Earlier, OpenAI taught GPT models to imitate patterns from its training data while with o1 it trained the model to solve problems on its own using a technique known as reinforcement learning, which involves a “chain of thought” to process queries.

OpenAI claims the new training methodology makes the model more accurate. “We have noticed that this model hallucinates less,” said OpenAI’s research lead, Jerry Tworek. But “we can’t say we solved hallucinations”.

Such a technology can help computer programmers who use AI systems to write code. In online programming contests known as Codeforces competitions, this new model attained the 89th percentile of participants.

OpenAI is not the only company making steady progress. Google’s Gemini and Anthropic’s Claude are showing nascent reasoning capabilities. In July, Google announced AlphaProof, a project that combines language models with reinforcement learning to solve difficult maths problems.

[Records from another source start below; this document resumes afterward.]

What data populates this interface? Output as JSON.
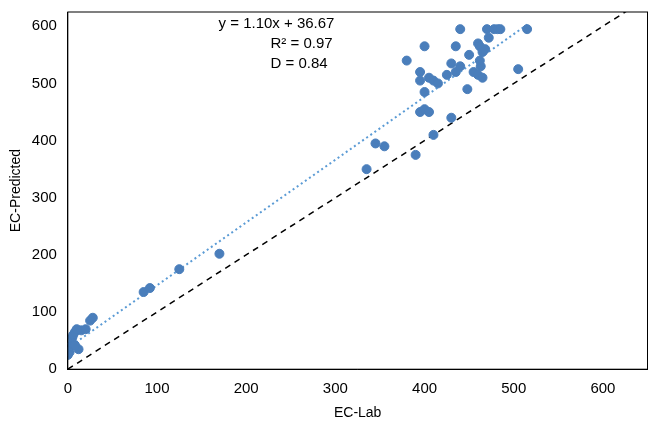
{
  "chart_data": {
    "type": "scatter",
    "x_label": "EC-Lab",
    "y_label": "EC-Predicted",
    "annotations": [
      "y = 1.10x + 36.67",
      "R² = 0.97",
      "D = 0.84"
    ],
    "x": [
      0,
      2,
      3,
      5,
      5,
      6,
      8,
      10,
      12,
      8,
      15,
      20,
      25,
      28,
      85,
      92,
      125,
      170,
      335,
      345,
      355,
      390,
      395,
      400,
      405,
      410,
      430,
      380,
      395,
      395,
      400,
      400,
      405,
      410,
      415,
      425,
      430,
      435,
      435,
      440,
      440,
      448,
      450,
      455,
      460,
      460,
      462,
      463,
      465,
      465,
      468,
      470,
      472,
      478,
      482,
      485,
      505,
      515,
      462
    ],
    "values": [
      25,
      30,
      40,
      45,
      55,
      60,
      65,
      70,
      35,
      42,
      68,
      70,
      85,
      90,
      135,
      142,
      175,
      202,
      350,
      395,
      390,
      375,
      450,
      455,
      450,
      410,
      440,
      540,
      505,
      520,
      565,
      485,
      510,
      505,
      500,
      515,
      535,
      520,
      565,
      595,
      530,
      490,
      550,
      520,
      515,
      570,
      565,
      530,
      510,
      555,
      560,
      595,
      580,
      595,
      595,
      595,
      525,
      595,
      540
    ],
    "color": "#4a7ebb",
    "marker": "circle",
    "lines": [
      {
        "x": [
          0,
          518
        ],
        "values": [
          37,
          606
        ],
        "color": "#5b9bd5",
        "line_style": "dotted"
      },
      {
        "x": [
          0,
          650
        ],
        "values": [
          0,
          650
        ],
        "color": "#000000",
        "line_style": "dashed"
      }
    ],
    "xlim": [
      0,
      650
    ],
    "ylim": [
      0,
      625
    ],
    "xticks": [
      0,
      100,
      200,
      300,
      400,
      500,
      600
    ],
    "yticks": [
      0,
      100,
      200,
      300,
      400,
      500,
      600
    ],
    "grid": false
  }
}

Yoshua Bengio, a computer scientist at the University of Montreal who has won the prestigious Turing Award, has said that assessing the advances through independent evaluations by scientists and academics, without conflicts of interest, is the way forward.

In a series of posts on X, Noam Brown, a research scientist at OpenAI, said the company was releasing the model in preview now to get an idea of how people use it and where it needs to be improved. The model’s release comes at a time when the San Francisco-based OpenAI is looking to raise billions in funding.

OpenAI has said that “o1 can be used by healthcare researchers to annotate cell sequencing data, by physicists to generate complicated mathematical formulas needed for quantum optics, and by developers in all fields to build and execute multi-step workflows”.

In case you are wondering, the correct answer to the princely problem: The prince is 30 and the princess is 40.